Cripes, sounds like my old unit at Fort Drum doing the insane 24 hour operations for three days straight.
After two days, we were so bombed out from lack of sleep, that a midnight fuel stop turned into a nightmare.
I had a battalion commander who believed in fighting his three-tank headquarters tank section as both a combat reserve *fire department* for any problems one of his line compant platoons got into, or as their replacement should one be knocked out, a far cry from the usual use of HQ company's tanks as a TOC guard force or for battalion combat trains escort. And often, our boss would also have one tank from each of the three companies attached to HQ tank section, giving us six tanks total, plus, sometimes, a pair of the four 4.2 mortar tracks in the battalion, and/or M114 scout tracks, and often a AVLB scissors bridge that had dropped it's load as a backup recovery vehicle; sometimes a medic track too. HQ tanks was sometime a real lethal little task force around our bunch, a far cry from the usual 2-tank *fighting pair* now commonly used.

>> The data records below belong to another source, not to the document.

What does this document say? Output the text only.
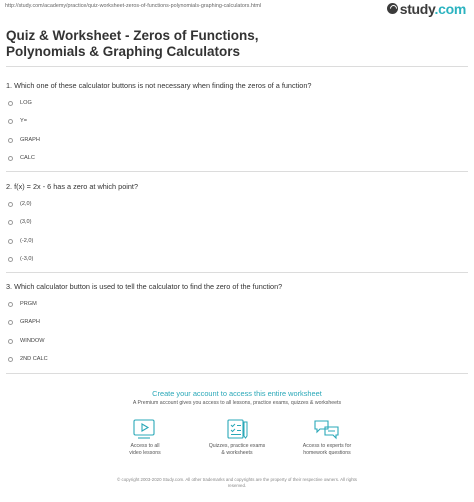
http://study.com/academy/practice/quiz-worksheet-zeros-of-functions-polynomials-graphing-calculators.html	study.com
Quiz & Worksheet - Zeros of Functions, Polynomials & Graphing Calculators
1. Which one of these calculator buttons is not necessary when finding the zeros of a function?
LOG
Y=
GRAPH
CALC
2. f(x) = 2x - 6 has a zero at which point?
(2,0)
(3,0)
(-2,0)
(-3,0)
3. Which calculator button is used to tell the calculator to find the zero of the function?
PRGM
GRAPH
WINDOW
2ND CALC
Create your account to access this entire worksheet
A Premium account gives you access to all lessons, practice exams, quizzes & worksheets
Access to all
video lessons
Quizzes, practice exams
& worksheets
Access to experts for
homework questions
© copyright 2003-2020 Study.com. All other trademarks and copyrights are the property of their respective owners. All rights
reserved.
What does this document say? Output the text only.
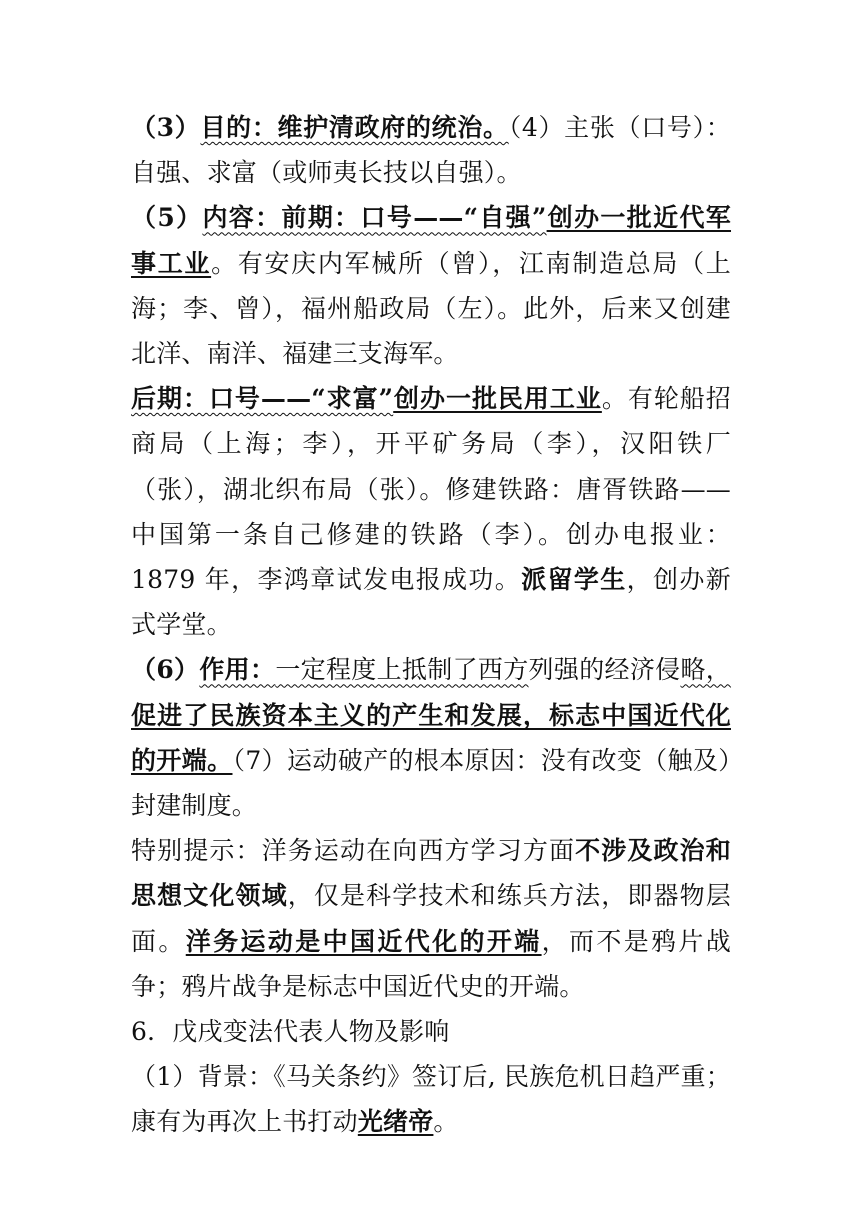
（3）目的：维护清政府的统治。（4）主张（口号）：自强、求富（或师夷长技以自强）。

（5）内容：前期：口号——“自强”创办一批近代军事工业。有安庆内军械所（曾），江南制造总局（上海；李、曾），福州船政局（左）。此外，后来又创建北洋、南洋、福建三支海军。

后期：口号——“求富”创办一批民用工业。有轮船招商局（上海；李），开平矿务局（李），汉阳铁厂（张），湖北织布局（张）。修建铁路：唐胥铁路——中国第一条自己修建的铁路（李）。创办电报业：1879 年，李鸿章试发电报成功。派留学生，创办新式学堂。

（6）作用：一定程度上抵制了西方列强的经济侵略，促进了民族资本主义的产生和发展，标志中国近代化的开端。（7）运动破产的根本原因：没有改变（触及）封建制度。

特别提示：洋务运动在向西方学习方面不涉及政治和思想文化领域，仅是科学技术和练兵方法，即器物层面。洋务运动是中国近代化的开端，而不是鸦片战争；鸦片战争是标志中国近代史的开端。

6．戊戌变法代表人物及影响

（1）背景：《马关条约》签订后, 民族危机日趋严重；康有为再次上书打动光绪帝。
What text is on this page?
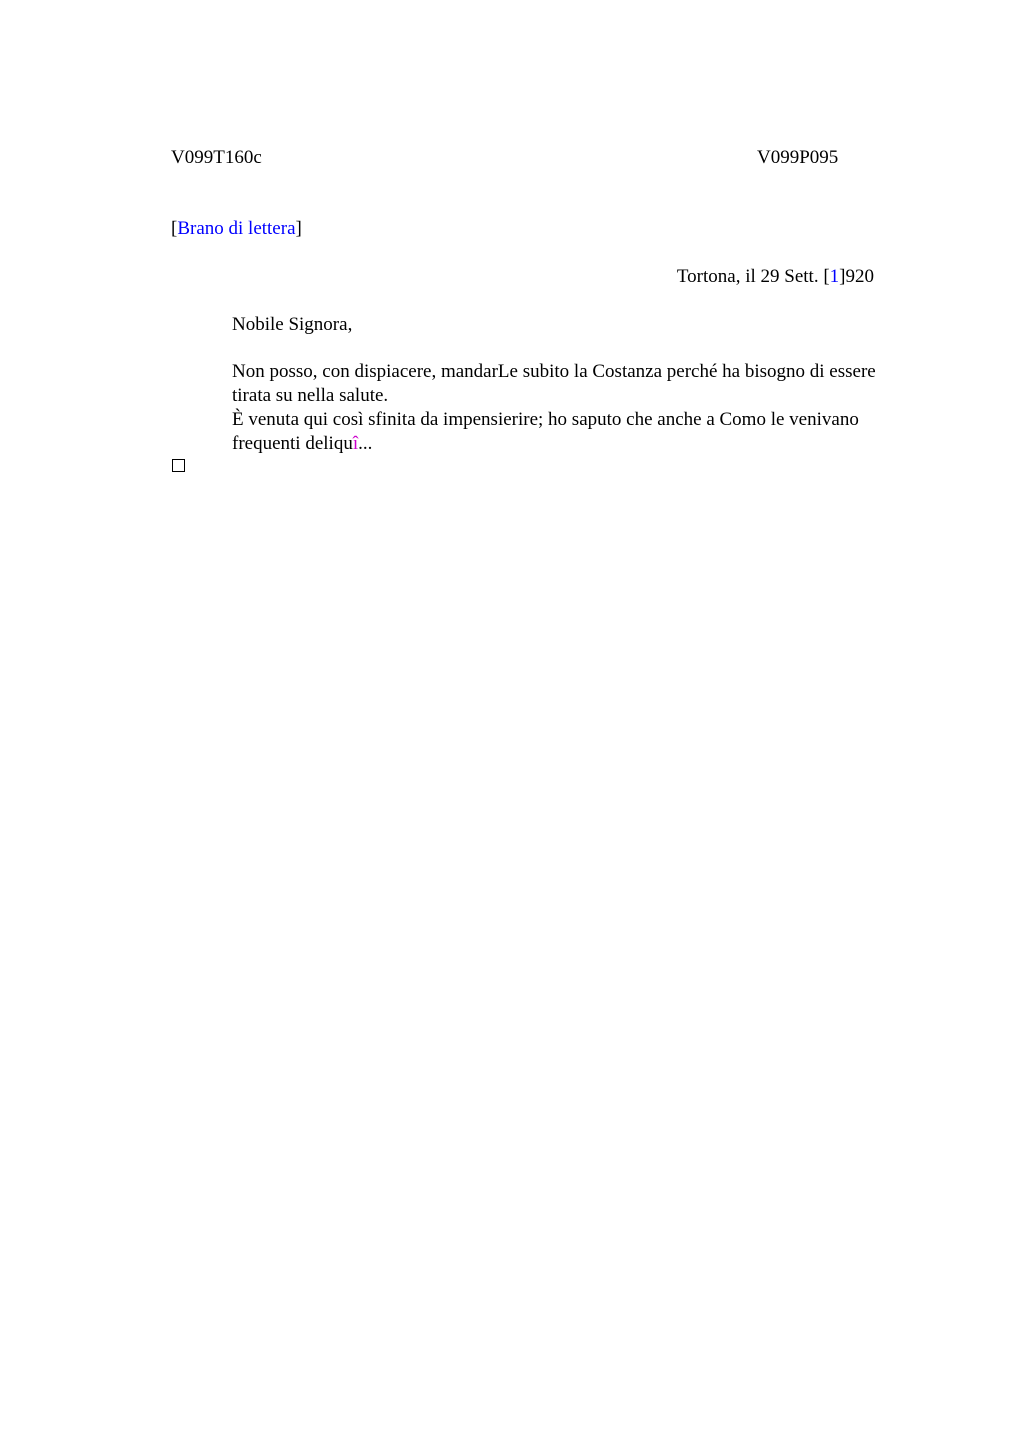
V099T160c	V099P095
[Brano di lettera]
Tortona, il 29 Sett. [1]920
Nobile Signora,
Non posso, con dispiacere, mandarLe subito la Costanza perché ha bisogno di essere tirata su nella salute.
È venuta qui così sfinita da impensierire; ho saputo che anche a Como le venivano frequenti deliquî...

So we sometimes drove a bunch. And once on the third or fourth night at it, on an icy German mountain road, the old man was concerned about his driver possibly nodding off th sleep, with quarter-mile dropoffs or worse to the sides on some of the road. Just to make things a little more entertaining and keep me alert, I was ordered to knock down every other kilometer marker post along the route, about 10 miles worth. I didn't doze off, and neither did any of the others following me. But OMG, did we ever pay, both in replacement costs and paperwork, afterward.